The new facility would be developed in partnership with the state and condoized, with the county owning approximately 108,000 square feet and the state owning and occupying the rest. The state has committed approximately $99.5 million for its piece of the project.

The site for the new building is a six-acre parcel in the southeast quadrant of the Milwaukee County Grounds. The project is currently in the early stages of the design phase. Construction is planned to begin in the fall of 2023, with the facility opening in spring 2025.

The county and the state are jointly developing the facility to save on costs related to site preparation, operations and construction, according to the county Department of Administrative Services (DAS). It’s also intended to improve collaboration between the departments located there, and to better attract and retain highly-specialized staff.

Former county Medical Examiner Brian L. Peterson told the Task Force that the office needs six forensic pathologists to keep up with the workload and maintain accreditation. It currently has five. Peterson said the current facility doesn’t support the needs of the office and that it makes it difficult to recruit forensic pathologists. The current facility “can’t even support our current needs,” Peterson said.

The office is currently “right on the edge of losing full accreditation,” Peterson said, due to its case numbers per pathologist. “But what we’re seeing, of course, is this dramatic increase in homicides, we set records the last two years in a row, we’re running about 35% ahead of last year right now; and overdoses continue to be about a third of our work,” he said.

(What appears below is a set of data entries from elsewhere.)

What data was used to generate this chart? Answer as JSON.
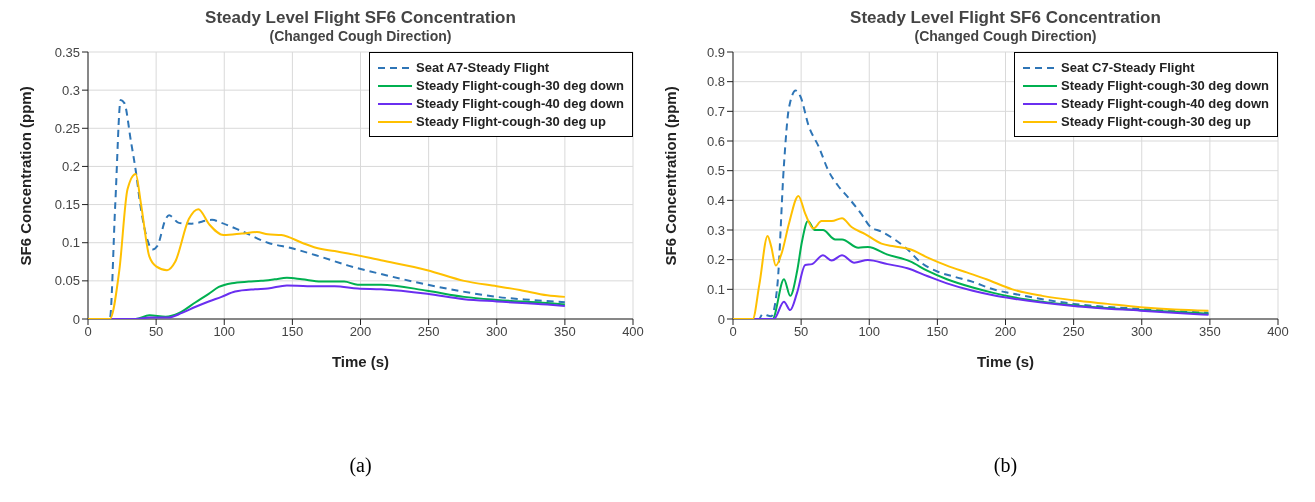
{
  "chart_data": [
    {
      "type": "line",
      "title": "Steady Level Flight SF6 Concentration",
      "subtitle": "(Changed Cough Direction)",
      "xlabel": "Time (s)",
      "ylabel": "SF6 Concentration (ppm)",
      "annotations": [
        "(a)"
      ],
      "xlim": [
        0,
        400
      ],
      "xticks": [
        0,
        50,
        100,
        150,
        200,
        250,
        300,
        350,
        400
      ],
      "ylim": [
        0,
        0.35
      ],
      "yticks": [
        0,
        0.05,
        0.1,
        0.15,
        0.2,
        0.25,
        0.3,
        0.35
      ],
      "grid": true,
      "legend": "top right",
      "series": [
        {
          "name": "Seat A7-Steady Flight",
          "color": "#2e75b6",
          "line_style": "dashed",
          "x": [
            0,
            16,
            20,
            24,
            26.7,
            31.5,
            35,
            38.8,
            43.7,
            47.3,
            51,
            57,
            59.5,
            66.7,
            76,
            91,
            98,
            113,
            132,
            149,
            170,
            191,
            215,
            249,
            275,
            300,
            325,
            350
          ],
          "values": [
            0,
            0,
            0.15,
            0.287,
            0.283,
            0.233,
            0.195,
            0.145,
            0.103,
            0.091,
            0.096,
            0.131,
            0.136,
            0.126,
            0.125,
            0.13,
            0.126,
            0.115,
            0.1,
            0.093,
            0.082,
            0.07,
            0.059,
            0.045,
            0.036,
            0.029,
            0.025,
            0.022
          ]
        },
        {
          "name": "Steady Flight-cough-30 deg down",
          "color": "#00b050",
          "x": [
            0,
            35,
            45,
            57,
            67,
            79,
            88.6,
            96,
            105.6,
            118,
            127,
            137,
            146,
            157,
            171,
            188,
            198,
            215,
            249,
            276,
            300,
            337,
            350
          ],
          "values": [
            0,
            0,
            0.005,
            0.003,
            0.008,
            0.022,
            0.033,
            0.042,
            0.047,
            0.049,
            0.05,
            0.052,
            0.054,
            0.052,
            0.049,
            0.049,
            0.045,
            0.045,
            0.037,
            0.029,
            0.025,
            0.021,
            0.019
          ]
        },
        {
          "name": "Steady Flight-cough-40 deg down",
          "color": "#6a2ff0",
          "x": [
            0,
            35,
            45,
            59,
            69,
            79,
            88.6,
            98,
            108,
            122.6,
            132,
            146,
            161,
            181,
            198,
            215,
            249,
            276,
            300,
            337,
            350
          ],
          "values": [
            0,
            0,
            0.002,
            0.002,
            0.008,
            0.016,
            0.023,
            0.029,
            0.036,
            0.039,
            0.04,
            0.044,
            0.043,
            0.043,
            0.04,
            0.039,
            0.033,
            0.026,
            0.023,
            0.019,
            0.017
          ]
        },
        {
          "name": "Steady Flight-cough-30 deg up",
          "color": "#ffc000",
          "x": [
            0,
            16,
            23,
            29,
            35,
            38.8,
            45,
            50,
            58,
            64,
            74,
            81,
            89,
            99.5,
            113,
            124,
            132,
            142,
            157,
            166,
            181,
            191,
            215,
            249,
            276,
            300,
            317,
            337,
            350
          ],
          "values": [
            0,
            0,
            0.064,
            0.17,
            0.19,
            0.152,
            0.082,
            0.069,
            0.064,
            0.075,
            0.131,
            0.144,
            0.124,
            0.11,
            0.112,
            0.114,
            0.111,
            0.11,
            0.1,
            0.094,
            0.089,
            0.086,
            0.077,
            0.064,
            0.05,
            0.043,
            0.038,
            0.031,
            0.029
          ]
        }
      ]
    },
    {
      "type": "line",
      "title": "Steady Level Flight SF6 Concentration",
      "subtitle": "(Changed Cough Direction)",
      "xlabel": "Time (s)",
      "ylabel": "SF6 Concentration (ppm)",
      "annotations": [
        "(b)"
      ],
      "xlim": [
        0,
        400
      ],
      "xticks": [
        0,
        50,
        100,
        150,
        200,
        250,
        300,
        350,
        400
      ],
      "ylim": [
        0,
        0.9
      ],
      "yticks": [
        0,
        0.1,
        0.2,
        0.3,
        0.4,
        0.5,
        0.6,
        0.7,
        0.8,
        0.9
      ],
      "grid": true,
      "legend": "top right",
      "series": [
        {
          "name": "Seat C7-Steady Flight",
          "color": "#2e75b6",
          "line_style": "dashed",
          "x": [
            0,
            19,
            21.7,
            28,
            32.6,
            37.4,
            41,
            46,
            49.5,
            55.6,
            63,
            70,
            77,
            84.5,
            94,
            101,
            108.7,
            118,
            128,
            138,
            150,
            162,
            176,
            191,
            205,
            250,
            299,
            349
          ],
          "values": [
            0,
            0,
            0.016,
            0.009,
            0.115,
            0.52,
            0.71,
            0.77,
            0.75,
            0.65,
            0.58,
            0.5,
            0.45,
            0.41,
            0.355,
            0.31,
            0.295,
            0.27,
            0.235,
            0.19,
            0.16,
            0.143,
            0.125,
            0.1,
            0.086,
            0.051,
            0.034,
            0.021
          ]
        },
        {
          "name": "Steady Flight-cough-30 deg down",
          "color": "#00b050",
          "x": [
            0,
            29,
            37.4,
            42,
            47,
            50.7,
            55,
            60,
            66,
            75,
            80,
            92,
            99,
            113.5,
            130,
            142.5,
            157,
            176,
            191,
            205,
            250,
            299,
            349
          ],
          "values": [
            0,
            0,
            0.134,
            0.078,
            0.16,
            0.263,
            0.33,
            0.3,
            0.3,
            0.268,
            0.268,
            0.24,
            0.243,
            0.217,
            0.194,
            0.163,
            0.134,
            0.106,
            0.088,
            0.074,
            0.046,
            0.03,
            0.018
          ]
        },
        {
          "name": "Steady Flight-cough-40 deg down",
          "color": "#6a2ff0",
          "x": [
            0,
            30,
            37.4,
            42,
            47,
            53,
            58,
            66,
            72.5,
            80,
            89,
            99,
            113.5,
            128,
            142.5,
            157,
            176,
            191,
            205,
            250,
            299,
            349
          ],
          "values": [
            0,
            0,
            0.058,
            0.03,
            0.088,
            0.182,
            0.185,
            0.215,
            0.197,
            0.215,
            0.19,
            0.199,
            0.185,
            0.171,
            0.145,
            0.12,
            0.095,
            0.08,
            0.069,
            0.044,
            0.028,
            0.014
          ]
        },
        {
          "name": "Steady Flight-cough-30 deg up",
          "color": "#ffc000",
          "x": [
            0,
            14.5,
            19.3,
            25.4,
            28,
            31.4,
            36,
            41,
            48,
            53,
            59,
            65,
            72.5,
            80,
            87,
            97,
            109,
            118,
            130,
            142.5,
            157,
            171.5,
            186,
            205,
            227,
            250,
            275,
            299,
            324,
            349
          ],
          "values": [
            0,
            0,
            0.115,
            0.28,
            0.245,
            0.18,
            0.226,
            0.32,
            0.415,
            0.355,
            0.305,
            0.33,
            0.33,
            0.34,
            0.31,
            0.286,
            0.254,
            0.245,
            0.235,
            0.208,
            0.18,
            0.157,
            0.134,
            0.1,
            0.078,
            0.063,
            0.051,
            0.04,
            0.032,
            0.028
          ]
        }
      ]
    }
  ]
}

Currently, it’s the only accredited medical examiner in the state, and if accreditation is lost, it could affect the perception of the office’s testimony in court, Peterson said. He added that accreditation is also important for attracting the best trainees.

Milwaukee County is a major metro area, Peterson said, and it sees an “interesting workload” that is “terrific for training.” But he noted that the small pool of forensic pathologists in the country means Milwaukee is competing with coastal cities for talent.

“And people just don’t appreciate the cockroaches and the limited space and the crumbling infrastructure,” in the current facility, he said. “It’s frankly unpleasant, I mean, when you can walk into our front lobby and smell decomposed body on a lot of days, that’s just not good.”

One thought on “MKE County: Forensic Science Center Gains Funding”

  1. gerrybroderick says:

    Bravo for The Gov! This combination of services is long needed and LONG overdue. Great Move.